Outside of those two surfaces (in particular: bugs that produce wrong benchmark numbers without a reproducibility problem) are normal bugs and should be reported via a regular GitHub issue.

Supported versions

AccelMark is pre-1.0 and ships from main. The latest commit on main is the only "supported" version; we backport fixes to release tags only after 1.0.

Reporting a vulnerability

Please do not open a public GitHub issue for a security report.

Use GitHub's private security advisory form on this repository. A maintainer will respond within 7 days acknowledging the report and providing an initial assessment. We aim to publish a fix and credit the reporter within 30 days of acknowledgement; if a fix is going to take longer we will say so in the response.

When reporting, please include:

  • The version (commit SHA on main, or release tag).
  • A minimal reproduction — config files, the exact command, and the observed behaviour. For supply-chain reports, the offending dependency and version.
  • Your assessment of the impact (e.g. "arbitrary file read at runner startup", "validator accepts result with mismatched chip name", …).

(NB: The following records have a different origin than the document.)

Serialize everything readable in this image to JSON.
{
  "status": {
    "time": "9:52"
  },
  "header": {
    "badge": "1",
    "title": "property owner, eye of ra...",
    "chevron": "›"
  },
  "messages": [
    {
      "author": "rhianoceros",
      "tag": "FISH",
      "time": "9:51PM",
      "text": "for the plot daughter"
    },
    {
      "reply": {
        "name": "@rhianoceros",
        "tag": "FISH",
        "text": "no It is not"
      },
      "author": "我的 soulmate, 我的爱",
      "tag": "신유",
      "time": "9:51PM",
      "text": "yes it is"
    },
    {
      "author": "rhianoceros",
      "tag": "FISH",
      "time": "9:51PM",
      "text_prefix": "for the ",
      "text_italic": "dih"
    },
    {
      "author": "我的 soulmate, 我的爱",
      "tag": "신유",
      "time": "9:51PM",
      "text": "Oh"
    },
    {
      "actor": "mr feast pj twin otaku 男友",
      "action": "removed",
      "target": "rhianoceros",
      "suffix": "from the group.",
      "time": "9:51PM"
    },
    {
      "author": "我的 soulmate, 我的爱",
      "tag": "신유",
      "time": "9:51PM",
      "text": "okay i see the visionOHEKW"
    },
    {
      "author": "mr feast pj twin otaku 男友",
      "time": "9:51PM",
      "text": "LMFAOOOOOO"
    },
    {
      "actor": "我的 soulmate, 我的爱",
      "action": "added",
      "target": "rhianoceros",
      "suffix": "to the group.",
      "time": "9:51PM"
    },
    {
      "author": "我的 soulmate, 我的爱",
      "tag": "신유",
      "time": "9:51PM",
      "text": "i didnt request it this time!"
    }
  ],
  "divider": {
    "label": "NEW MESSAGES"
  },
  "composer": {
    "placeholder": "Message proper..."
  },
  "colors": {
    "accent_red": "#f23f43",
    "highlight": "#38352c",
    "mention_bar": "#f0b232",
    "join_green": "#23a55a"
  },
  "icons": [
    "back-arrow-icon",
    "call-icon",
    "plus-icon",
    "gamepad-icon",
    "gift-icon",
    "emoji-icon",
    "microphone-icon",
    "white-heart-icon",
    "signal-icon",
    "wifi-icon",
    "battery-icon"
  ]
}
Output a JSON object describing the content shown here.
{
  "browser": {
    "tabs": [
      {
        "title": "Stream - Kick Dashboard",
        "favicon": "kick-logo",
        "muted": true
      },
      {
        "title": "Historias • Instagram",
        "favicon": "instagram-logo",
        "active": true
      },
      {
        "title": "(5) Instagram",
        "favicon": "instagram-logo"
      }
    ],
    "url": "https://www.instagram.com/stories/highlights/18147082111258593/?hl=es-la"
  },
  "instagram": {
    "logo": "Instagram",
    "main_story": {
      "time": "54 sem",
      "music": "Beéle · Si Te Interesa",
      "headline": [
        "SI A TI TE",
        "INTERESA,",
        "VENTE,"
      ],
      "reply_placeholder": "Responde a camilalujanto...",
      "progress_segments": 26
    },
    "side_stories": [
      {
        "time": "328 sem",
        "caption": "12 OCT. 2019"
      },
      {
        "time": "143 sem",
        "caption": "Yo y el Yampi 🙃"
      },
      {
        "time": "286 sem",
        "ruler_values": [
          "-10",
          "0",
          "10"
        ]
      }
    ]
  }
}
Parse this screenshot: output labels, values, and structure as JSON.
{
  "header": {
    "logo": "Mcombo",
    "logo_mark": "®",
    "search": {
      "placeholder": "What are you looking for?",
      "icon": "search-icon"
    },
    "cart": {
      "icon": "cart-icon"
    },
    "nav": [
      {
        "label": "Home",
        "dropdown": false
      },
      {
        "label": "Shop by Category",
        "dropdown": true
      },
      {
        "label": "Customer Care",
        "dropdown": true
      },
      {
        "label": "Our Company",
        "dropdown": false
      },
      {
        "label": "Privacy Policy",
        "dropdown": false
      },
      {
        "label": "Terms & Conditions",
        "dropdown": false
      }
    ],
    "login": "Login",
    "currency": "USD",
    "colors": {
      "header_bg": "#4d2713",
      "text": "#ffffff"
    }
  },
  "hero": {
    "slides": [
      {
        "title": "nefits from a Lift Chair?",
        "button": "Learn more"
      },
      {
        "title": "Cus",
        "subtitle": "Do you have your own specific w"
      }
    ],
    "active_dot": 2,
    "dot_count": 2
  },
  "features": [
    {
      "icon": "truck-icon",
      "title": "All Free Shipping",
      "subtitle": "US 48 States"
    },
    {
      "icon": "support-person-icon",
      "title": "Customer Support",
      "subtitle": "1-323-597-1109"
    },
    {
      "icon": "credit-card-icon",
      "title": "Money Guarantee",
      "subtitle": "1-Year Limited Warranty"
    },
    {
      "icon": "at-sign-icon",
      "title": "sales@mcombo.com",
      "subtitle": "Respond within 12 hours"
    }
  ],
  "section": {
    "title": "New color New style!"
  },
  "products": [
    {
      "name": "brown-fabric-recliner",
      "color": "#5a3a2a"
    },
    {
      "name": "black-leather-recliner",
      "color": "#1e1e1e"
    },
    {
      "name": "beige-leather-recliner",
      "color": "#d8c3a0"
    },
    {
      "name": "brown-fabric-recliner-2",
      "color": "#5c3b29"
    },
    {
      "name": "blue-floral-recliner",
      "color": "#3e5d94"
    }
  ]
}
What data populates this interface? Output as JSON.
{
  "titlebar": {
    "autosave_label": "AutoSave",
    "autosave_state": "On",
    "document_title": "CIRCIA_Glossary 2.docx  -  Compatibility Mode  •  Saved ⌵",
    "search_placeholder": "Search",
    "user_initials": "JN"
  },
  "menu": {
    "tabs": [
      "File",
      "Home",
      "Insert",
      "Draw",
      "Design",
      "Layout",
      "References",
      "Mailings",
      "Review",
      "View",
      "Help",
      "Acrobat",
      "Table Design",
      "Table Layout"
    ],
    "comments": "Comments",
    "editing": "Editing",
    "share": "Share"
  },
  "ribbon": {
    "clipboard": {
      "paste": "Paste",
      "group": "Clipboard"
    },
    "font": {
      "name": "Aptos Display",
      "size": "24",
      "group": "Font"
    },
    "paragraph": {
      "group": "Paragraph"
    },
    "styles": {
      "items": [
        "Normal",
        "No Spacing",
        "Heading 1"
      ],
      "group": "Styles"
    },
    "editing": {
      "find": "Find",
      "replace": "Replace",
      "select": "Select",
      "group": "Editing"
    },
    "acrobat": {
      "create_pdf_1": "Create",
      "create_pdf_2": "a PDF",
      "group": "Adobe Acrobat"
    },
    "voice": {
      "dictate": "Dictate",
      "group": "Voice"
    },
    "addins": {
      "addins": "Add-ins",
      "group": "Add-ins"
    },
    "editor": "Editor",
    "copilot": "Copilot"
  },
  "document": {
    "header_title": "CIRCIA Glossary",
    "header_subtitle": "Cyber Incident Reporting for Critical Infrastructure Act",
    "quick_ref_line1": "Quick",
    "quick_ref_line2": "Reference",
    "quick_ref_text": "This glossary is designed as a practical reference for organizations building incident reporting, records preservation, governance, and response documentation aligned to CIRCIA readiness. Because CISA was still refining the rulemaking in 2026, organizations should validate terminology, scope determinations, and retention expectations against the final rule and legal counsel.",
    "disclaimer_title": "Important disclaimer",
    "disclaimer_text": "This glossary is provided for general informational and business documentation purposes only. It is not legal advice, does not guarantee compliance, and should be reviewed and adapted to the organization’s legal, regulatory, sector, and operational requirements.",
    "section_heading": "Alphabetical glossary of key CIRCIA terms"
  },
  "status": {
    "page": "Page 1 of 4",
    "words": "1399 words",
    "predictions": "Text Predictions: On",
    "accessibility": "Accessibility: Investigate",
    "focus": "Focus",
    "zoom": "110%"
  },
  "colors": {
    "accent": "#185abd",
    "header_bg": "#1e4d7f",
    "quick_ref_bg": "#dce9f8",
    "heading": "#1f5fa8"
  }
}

We do not currently run a paid bug bounty, but we are happy to credit reporters in the release notes for the fix.

What is not a vulnerability

For clarity, the following are explicitly out of scope:

  • Results you disagree with. Use the Challenge a Result GitHub issue template; this is a leaderboard-policy matter, not a security one.
  • A runner that performs poorly on your hardware. Open a regular issue or PR.
  • Resource exhaustion when running a benchmark you started yourself. Benchmarks intentionally saturate the device; OOM and similar are expected operating conditions.
  • Dependencies of a runner being slow / outdated. The runner author pins versions in requirements.txt; submit a PR for a new runner with updated pins (immutability rule — see runners/README.md).